3. A 4-year-old girl is brought to the ER by her parents due to lethargy. A week prior the girl had a cough and colds. Later symptoms progressed to include fever and malaise. She has been less active with decreased appetite. A few hours prior to arrival in the ER, she has been having difficulty of breathing. On exam, temperature is 38.3°C, respiratory rate of 35, heart rate of 126, blood pressure of 90/60, clear breath sounds, hepatomegaly, and poor pulses. Which of the following is the most likely diagnosis?

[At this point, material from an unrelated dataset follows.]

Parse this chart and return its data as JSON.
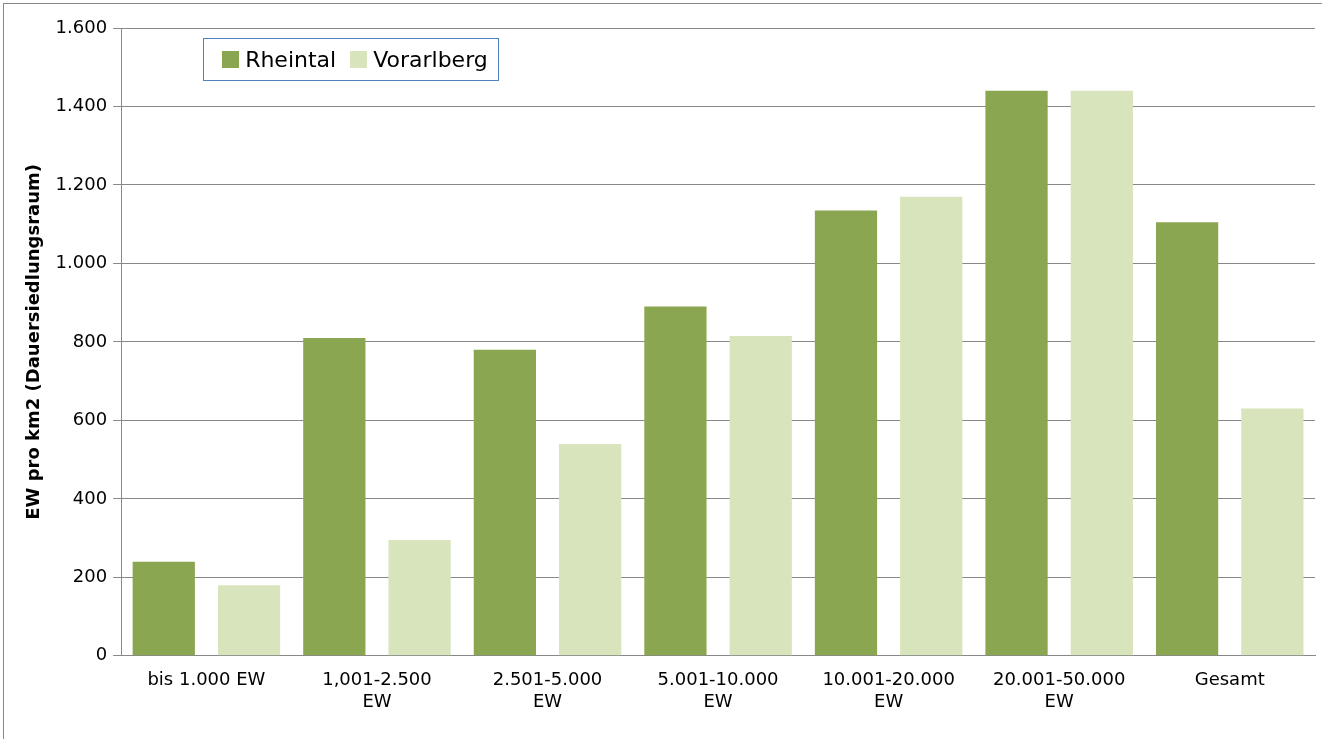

The girl demonstrates signs and symptoms that are suspicious for myocarditis which is a condition that results from inflammation of the heart muscle. Majority of children present with acute or fulminant disease. Myocarditis can be caused by infectious, toxic, or autoimmune conditions. Common causes of viral myocarditis include enterovirus (coxsackie group B), adenovirus, parvovirus B19, Epstein-Barr virus, cytomegalovirus, and human herpes 6 (HHV-6). The presentation of the disease is variable and patients can present with broad symptoms that range from subclinical disease to cardiogenic shock, arrhythmias, and sudden death. There is usually a history of a recent respiratory or gastrointestinal illness within the previous weeks. There is a prodrome of fever, myalgia, and malaise several days prior to the onset of symptoms of heart dysfunction. Then patients present with heart failure symptoms that include dyspnea at rest, exercise intolerance, syncope, tachypnea, tachycardia, and hepatomegaly. Testing is focused on determining the severity of cardiac dysfunction and these include electrocardiography (ECG), cardiac biomarkers, chest radiography, and echocardiography. Confirmation of myocarditis is generally made by cardiac magnetic resonance imaging or endomyocardial biopsy.

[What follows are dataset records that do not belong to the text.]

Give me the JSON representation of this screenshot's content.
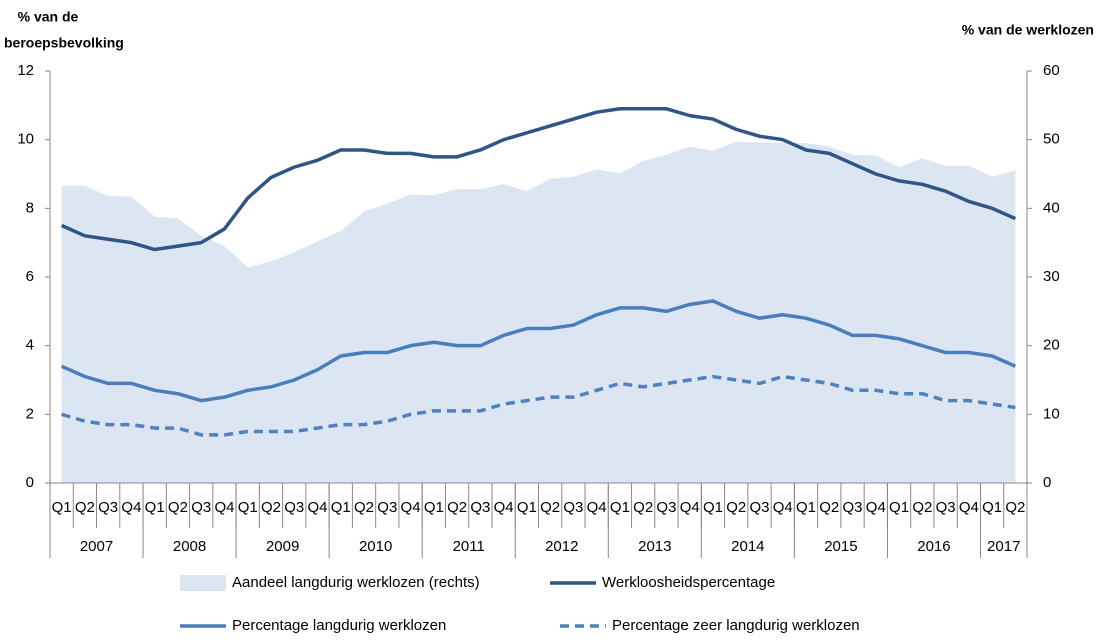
{
  "chart_data": {
    "type": "line",
    "y_label": [
      "% van de",
      "beroepsbevolking"
    ],
    "y2_label": "% van de werklozen",
    "categories": [
      "Q1",
      "Q2",
      "Q3",
      "Q4",
      "Q1",
      "Q2",
      "Q3",
      "Q4",
      "Q1",
      "Q2",
      "Q3",
      "Q4",
      "Q1",
      "Q2",
      "Q3",
      "Q4",
      "Q1",
      "Q2",
      "Q3",
      "Q4",
      "Q1",
      "Q2",
      "Q3",
      "Q4",
      "Q1",
      "Q2",
      "Q3",
      "Q4",
      "Q1",
      "Q2",
      "Q3",
      "Q4",
      "Q1",
      "Q2",
      "Q3",
      "Q4",
      "Q1",
      "Q2",
      "Q3",
      "Q4",
      "Q1",
      "Q2"
    ],
    "years": [
      "2007",
      "2008",
      "2009",
      "2010",
      "2011",
      "2012",
      "2013",
      "2014",
      "2015",
      "2016",
      "2017"
    ],
    "ylim": [
      0,
      12
    ],
    "yticks": [
      0,
      2,
      4,
      6,
      8,
      10,
      12
    ],
    "y2lim": [
      0,
      60
    ],
    "y2ticks": [
      0,
      10,
      20,
      30,
      40,
      50,
      60
    ],
    "series": [
      {
        "name": "Aandeel langdurig werklozen (rechts)",
        "type": "area",
        "axis": "y2",
        "color": "#dce6f2",
        "values": [
          43.3,
          43.3,
          41.8,
          41.7,
          38.8,
          38.5,
          36.0,
          34.5,
          31.4,
          32.3,
          33.6,
          35.2,
          36.7,
          39.5,
          40.7,
          42.0,
          41.9,
          42.8,
          42.8,
          43.5,
          42.5,
          44.3,
          44.6,
          45.7,
          45.1,
          46.9,
          47.8,
          49.0,
          48.4,
          49.7,
          49.6,
          49.6,
          49.5,
          49.0,
          47.8,
          47.7,
          46.0,
          47.3,
          46.2,
          46.2,
          44.6,
          45.5
        ]
      },
      {
        "name": "Werkloosheidspercentage",
        "type": "line",
        "color": "#2f5587",
        "dashed": false,
        "values": [
          7.5,
          7.2,
          7.1,
          7.0,
          6.8,
          6.9,
          7.0,
          7.4,
          8.3,
          8.9,
          9.2,
          9.4,
          9.7,
          9.7,
          9.6,
          9.6,
          9.5,
          9.5,
          9.7,
          10.0,
          10.2,
          10.4,
          10.6,
          10.8,
          10.9,
          10.9,
          10.9,
          10.7,
          10.6,
          10.3,
          10.1,
          10.0,
          9.7,
          9.6,
          9.3,
          9.0,
          8.8,
          8.7,
          8.5,
          8.2,
          8.0,
          7.7
        ]
      },
      {
        "name": "Percentage langdurig werklozen",
        "type": "line",
        "color": "#4a7ebb",
        "dashed": false,
        "values": [
          3.4,
          3.1,
          2.9,
          2.9,
          2.7,
          2.6,
          2.4,
          2.5,
          2.7,
          2.8,
          3.0,
          3.3,
          3.7,
          3.8,
          3.8,
          4.0,
          4.1,
          4.0,
          4.0,
          4.3,
          4.5,
          4.5,
          4.6,
          4.9,
          5.1,
          5.1,
          5.0,
          5.2,
          5.3,
          5.0,
          4.8,
          4.9,
          4.8,
          4.6,
          4.3,
          4.3,
          4.2,
          4.0,
          3.8,
          3.8,
          3.7,
          3.4
        ]
      },
      {
        "name": "Percentage zeer langdurig werklozen",
        "type": "line",
        "color": "#4f81bd",
        "dashed": true,
        "values": [
          2.0,
          1.8,
          1.7,
          1.7,
          1.6,
          1.6,
          1.4,
          1.4,
          1.5,
          1.5,
          1.5,
          1.6,
          1.7,
          1.7,
          1.8,
          2.0,
          2.1,
          2.1,
          2.1,
          2.3,
          2.4,
          2.5,
          2.5,
          2.7,
          2.9,
          2.8,
          2.9,
          3.0,
          3.1,
          3.0,
          2.9,
          3.1,
          3.0,
          2.9,
          2.7,
          2.7,
          2.6,
          2.6,
          2.4,
          2.4,
          2.3,
          2.2
        ]
      }
    ]
  }
}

Dysrhythmia (B) usually presents with palpitations, syncope, chest pain. In the vignette, the girl’s symptoms are more consistent with a myocarditis. A primary dysrhythmia resulting in myocardial injury is differentiated from myocarditis by an endomyocardial biopsy. Bronchiolitis (A) is typically a disease in children younger than two years of age. It is diagnosed clinically with the characteristic findings of a viral upper respiratory prodrome followed by increased respiratory effort. Pneumonia (D) usually presents with respiratory complaints, particularly cough, tachypnea, retractions, and abnormal lung examination which were not present in the vignette.